Rsync dual core support

Now this might not be WD my cloud specific. But is there no way to have rsync use both CPUs while syncing?
I currently use rsync between two my cloud drives, I can see that it uses 100% of one cpu while the other core stays pretty much un used. Even though I’m using rsync with no md5 calculation, it maxes out at 19MB/sec on a gigabit lan.

My older my book live drives sync with each other at 26MB/sec. That’s because they have a single core cup but faster clock speed. Could rsync some how be compiled to be multi threaded?

https://www.linkedin.com/pulse/20140731160907-45133456-tech-tip-running-rsync-over-multiple-threads

That will invokde rsync (in the example) 24 times. but by separating the operations and breaking down the directories it may run faster. start with value 2 for $threads and increase gradually to find the optimum number.

It does not make rsync multithreaded though.

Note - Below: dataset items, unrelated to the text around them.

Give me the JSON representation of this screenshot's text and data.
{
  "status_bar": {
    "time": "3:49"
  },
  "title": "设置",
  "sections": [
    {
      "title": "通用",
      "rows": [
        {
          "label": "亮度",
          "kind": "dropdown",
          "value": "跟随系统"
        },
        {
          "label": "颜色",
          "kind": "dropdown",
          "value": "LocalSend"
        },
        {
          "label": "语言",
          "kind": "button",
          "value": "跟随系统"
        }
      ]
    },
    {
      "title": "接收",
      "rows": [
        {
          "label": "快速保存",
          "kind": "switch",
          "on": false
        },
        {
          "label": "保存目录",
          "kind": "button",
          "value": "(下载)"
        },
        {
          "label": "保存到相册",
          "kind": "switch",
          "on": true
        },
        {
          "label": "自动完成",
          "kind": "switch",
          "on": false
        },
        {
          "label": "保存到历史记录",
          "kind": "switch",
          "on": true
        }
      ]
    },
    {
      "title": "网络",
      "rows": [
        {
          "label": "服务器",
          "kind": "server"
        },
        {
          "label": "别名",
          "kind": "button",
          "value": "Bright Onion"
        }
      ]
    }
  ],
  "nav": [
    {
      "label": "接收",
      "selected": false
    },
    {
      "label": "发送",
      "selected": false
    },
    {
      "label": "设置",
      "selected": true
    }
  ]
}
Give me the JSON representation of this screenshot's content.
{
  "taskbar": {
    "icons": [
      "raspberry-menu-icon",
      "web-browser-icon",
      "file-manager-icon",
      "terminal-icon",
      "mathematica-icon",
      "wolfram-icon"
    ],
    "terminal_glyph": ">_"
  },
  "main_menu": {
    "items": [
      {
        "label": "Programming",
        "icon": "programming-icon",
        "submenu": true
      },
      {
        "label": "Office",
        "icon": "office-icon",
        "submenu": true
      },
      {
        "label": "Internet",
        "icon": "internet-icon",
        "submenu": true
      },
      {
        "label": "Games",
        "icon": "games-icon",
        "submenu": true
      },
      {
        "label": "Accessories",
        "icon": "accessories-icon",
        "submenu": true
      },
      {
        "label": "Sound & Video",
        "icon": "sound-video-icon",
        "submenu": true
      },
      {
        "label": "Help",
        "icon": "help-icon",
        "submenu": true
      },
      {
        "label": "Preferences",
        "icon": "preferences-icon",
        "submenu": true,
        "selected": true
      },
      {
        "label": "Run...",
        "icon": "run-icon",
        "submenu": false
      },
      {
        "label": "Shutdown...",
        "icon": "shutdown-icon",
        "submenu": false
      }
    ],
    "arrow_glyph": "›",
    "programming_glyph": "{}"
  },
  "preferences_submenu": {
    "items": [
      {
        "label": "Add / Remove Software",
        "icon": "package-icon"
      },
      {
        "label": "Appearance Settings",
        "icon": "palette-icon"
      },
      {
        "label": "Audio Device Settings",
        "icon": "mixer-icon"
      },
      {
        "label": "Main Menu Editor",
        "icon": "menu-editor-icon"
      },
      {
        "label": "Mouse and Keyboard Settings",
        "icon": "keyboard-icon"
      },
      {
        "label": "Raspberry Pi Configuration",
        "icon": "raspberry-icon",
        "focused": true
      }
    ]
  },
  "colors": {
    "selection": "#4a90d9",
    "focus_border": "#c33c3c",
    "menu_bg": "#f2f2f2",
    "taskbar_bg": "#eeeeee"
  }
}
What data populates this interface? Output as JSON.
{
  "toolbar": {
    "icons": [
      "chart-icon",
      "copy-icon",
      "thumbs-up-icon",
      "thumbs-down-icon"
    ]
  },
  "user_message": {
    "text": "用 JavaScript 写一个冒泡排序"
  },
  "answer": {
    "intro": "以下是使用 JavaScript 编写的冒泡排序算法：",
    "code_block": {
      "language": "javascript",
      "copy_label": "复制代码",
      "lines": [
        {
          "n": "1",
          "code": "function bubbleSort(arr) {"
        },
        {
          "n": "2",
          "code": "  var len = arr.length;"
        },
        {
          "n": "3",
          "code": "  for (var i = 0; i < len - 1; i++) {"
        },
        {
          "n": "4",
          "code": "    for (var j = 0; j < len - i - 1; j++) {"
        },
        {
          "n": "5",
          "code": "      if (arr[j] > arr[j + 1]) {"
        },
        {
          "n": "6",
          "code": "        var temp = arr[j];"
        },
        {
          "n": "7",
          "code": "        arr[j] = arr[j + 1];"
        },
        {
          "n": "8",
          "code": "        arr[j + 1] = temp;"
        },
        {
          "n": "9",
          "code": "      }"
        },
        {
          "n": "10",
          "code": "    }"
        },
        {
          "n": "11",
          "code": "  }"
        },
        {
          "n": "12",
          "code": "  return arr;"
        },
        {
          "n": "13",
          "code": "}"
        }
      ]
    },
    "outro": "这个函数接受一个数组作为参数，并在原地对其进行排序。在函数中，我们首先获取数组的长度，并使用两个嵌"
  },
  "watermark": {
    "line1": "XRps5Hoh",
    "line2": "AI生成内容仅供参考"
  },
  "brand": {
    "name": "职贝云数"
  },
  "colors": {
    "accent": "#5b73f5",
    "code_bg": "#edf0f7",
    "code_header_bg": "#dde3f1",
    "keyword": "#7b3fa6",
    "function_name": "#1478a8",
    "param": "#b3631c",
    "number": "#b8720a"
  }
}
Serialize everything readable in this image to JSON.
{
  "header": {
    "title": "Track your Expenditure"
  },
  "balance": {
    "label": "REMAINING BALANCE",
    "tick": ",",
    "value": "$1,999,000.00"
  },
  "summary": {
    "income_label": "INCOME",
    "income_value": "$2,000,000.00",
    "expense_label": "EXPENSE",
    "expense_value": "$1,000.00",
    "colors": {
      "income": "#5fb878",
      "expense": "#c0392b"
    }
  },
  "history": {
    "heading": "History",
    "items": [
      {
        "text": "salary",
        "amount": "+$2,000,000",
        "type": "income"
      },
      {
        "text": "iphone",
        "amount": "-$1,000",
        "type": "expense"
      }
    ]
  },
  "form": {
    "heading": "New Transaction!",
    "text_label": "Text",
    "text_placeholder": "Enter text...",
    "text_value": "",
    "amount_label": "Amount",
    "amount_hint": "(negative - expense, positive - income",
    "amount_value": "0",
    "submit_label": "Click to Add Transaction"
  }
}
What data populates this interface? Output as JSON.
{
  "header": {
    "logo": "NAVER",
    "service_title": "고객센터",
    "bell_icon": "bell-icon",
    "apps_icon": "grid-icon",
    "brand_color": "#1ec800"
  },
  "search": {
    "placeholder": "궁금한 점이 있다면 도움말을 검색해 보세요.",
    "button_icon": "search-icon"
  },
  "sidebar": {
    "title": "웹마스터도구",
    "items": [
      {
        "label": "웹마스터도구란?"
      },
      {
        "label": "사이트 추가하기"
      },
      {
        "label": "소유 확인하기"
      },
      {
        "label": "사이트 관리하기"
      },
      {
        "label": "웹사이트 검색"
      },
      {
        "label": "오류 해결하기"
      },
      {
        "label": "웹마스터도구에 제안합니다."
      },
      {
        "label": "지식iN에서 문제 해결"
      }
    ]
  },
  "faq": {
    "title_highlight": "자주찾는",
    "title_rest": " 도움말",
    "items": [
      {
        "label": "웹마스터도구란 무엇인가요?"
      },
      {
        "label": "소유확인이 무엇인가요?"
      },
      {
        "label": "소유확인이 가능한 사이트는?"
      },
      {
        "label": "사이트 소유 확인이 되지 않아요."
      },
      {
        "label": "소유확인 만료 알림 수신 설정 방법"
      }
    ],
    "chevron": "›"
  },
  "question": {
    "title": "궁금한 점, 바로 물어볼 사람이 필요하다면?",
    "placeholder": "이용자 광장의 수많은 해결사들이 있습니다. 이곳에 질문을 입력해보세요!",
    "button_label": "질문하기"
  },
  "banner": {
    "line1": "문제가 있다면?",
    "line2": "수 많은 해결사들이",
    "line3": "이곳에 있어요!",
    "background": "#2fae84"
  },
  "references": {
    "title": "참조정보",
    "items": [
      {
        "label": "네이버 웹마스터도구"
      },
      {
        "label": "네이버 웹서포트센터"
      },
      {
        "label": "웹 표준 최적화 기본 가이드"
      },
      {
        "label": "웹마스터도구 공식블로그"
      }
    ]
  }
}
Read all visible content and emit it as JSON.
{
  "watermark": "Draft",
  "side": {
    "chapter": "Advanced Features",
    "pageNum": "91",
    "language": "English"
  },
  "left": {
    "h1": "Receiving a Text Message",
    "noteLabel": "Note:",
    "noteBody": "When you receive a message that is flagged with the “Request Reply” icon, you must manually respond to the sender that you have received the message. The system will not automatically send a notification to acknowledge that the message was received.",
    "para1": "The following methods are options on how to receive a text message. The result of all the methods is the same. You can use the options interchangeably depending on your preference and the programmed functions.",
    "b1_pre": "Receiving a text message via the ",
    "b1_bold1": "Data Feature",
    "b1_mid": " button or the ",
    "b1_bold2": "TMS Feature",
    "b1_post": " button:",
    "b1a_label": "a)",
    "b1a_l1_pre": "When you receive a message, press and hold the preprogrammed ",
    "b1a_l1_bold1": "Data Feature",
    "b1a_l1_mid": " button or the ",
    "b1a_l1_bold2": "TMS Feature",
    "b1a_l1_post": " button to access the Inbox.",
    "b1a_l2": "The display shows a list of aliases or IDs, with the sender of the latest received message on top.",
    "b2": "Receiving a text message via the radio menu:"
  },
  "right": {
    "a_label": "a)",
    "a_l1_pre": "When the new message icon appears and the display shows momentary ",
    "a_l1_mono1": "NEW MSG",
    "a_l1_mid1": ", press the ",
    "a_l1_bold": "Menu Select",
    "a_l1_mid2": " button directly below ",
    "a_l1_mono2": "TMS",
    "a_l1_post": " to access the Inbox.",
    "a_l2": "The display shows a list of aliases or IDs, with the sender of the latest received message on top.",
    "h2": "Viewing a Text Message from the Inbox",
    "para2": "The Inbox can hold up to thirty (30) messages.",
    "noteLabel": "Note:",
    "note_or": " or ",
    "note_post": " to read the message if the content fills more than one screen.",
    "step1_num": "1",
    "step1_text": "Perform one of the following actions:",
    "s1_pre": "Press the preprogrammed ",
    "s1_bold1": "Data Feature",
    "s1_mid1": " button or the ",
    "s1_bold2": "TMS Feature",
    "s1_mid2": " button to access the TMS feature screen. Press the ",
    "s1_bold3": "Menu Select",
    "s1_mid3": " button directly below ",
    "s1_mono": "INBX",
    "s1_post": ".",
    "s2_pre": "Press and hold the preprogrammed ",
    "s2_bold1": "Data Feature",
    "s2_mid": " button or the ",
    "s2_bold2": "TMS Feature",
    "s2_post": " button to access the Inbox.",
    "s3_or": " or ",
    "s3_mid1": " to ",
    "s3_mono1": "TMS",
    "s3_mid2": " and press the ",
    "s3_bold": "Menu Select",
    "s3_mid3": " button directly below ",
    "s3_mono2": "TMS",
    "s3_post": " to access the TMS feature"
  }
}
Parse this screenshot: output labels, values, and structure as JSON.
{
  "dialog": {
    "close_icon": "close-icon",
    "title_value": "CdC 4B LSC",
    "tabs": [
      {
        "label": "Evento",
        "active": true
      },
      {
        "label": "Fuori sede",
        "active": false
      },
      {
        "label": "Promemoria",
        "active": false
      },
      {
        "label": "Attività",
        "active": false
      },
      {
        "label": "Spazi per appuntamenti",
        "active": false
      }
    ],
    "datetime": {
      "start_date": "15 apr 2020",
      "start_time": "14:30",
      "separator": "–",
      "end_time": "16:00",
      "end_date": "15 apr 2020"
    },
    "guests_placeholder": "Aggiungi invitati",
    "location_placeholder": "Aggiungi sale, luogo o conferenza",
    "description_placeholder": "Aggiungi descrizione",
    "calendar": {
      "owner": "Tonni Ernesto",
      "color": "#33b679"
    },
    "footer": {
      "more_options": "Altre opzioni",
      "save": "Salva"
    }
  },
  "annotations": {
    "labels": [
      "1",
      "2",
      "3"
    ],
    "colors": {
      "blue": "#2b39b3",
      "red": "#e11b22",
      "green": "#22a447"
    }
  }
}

To make rsync multithreaded, you need to get the source, refactore it, find criticial chunks that can be threaded and recode it with threads (something like posix threads), taking care of race conditions, deadlock, rendeavous, etc… it can be done  :smileyvery-happy:

@Tony

Thanks. I had come across that before but havent tried it yet.

@Jamalaya

True, its not multi threaded but rather simultanoes rsync tasks from what i understand…I can see that creating more I/O on the disk which might end up slowing down the file transfer itself…

Well, all this multi-thread discussion sounds a bit noob.

My 4TB WD My Cloud has 2 procesing cores.

If one core is running the kernel, filingn system etc, and the other is running rsync, that pretty multi-threaded really.

If you want more threads, you can just run several rsyncs at the same time.

The idea was to see if rsync can use all the cpu power available when running to speed up syncs. Currently it only maxes out 1 cpu core.

Running several rsync instances would simply increase disk I/O activity and would probably decrease overal thoroughput.

Well, you could use the rsync -z flag to compress the packets before sending them.

That would give some more work for both the sending and receiving CPUs to do, compressing and uncompressing packets, whilst potentially increasing the throughput.

Thanks but i doubt that would help. The cpu is already under powered in this device.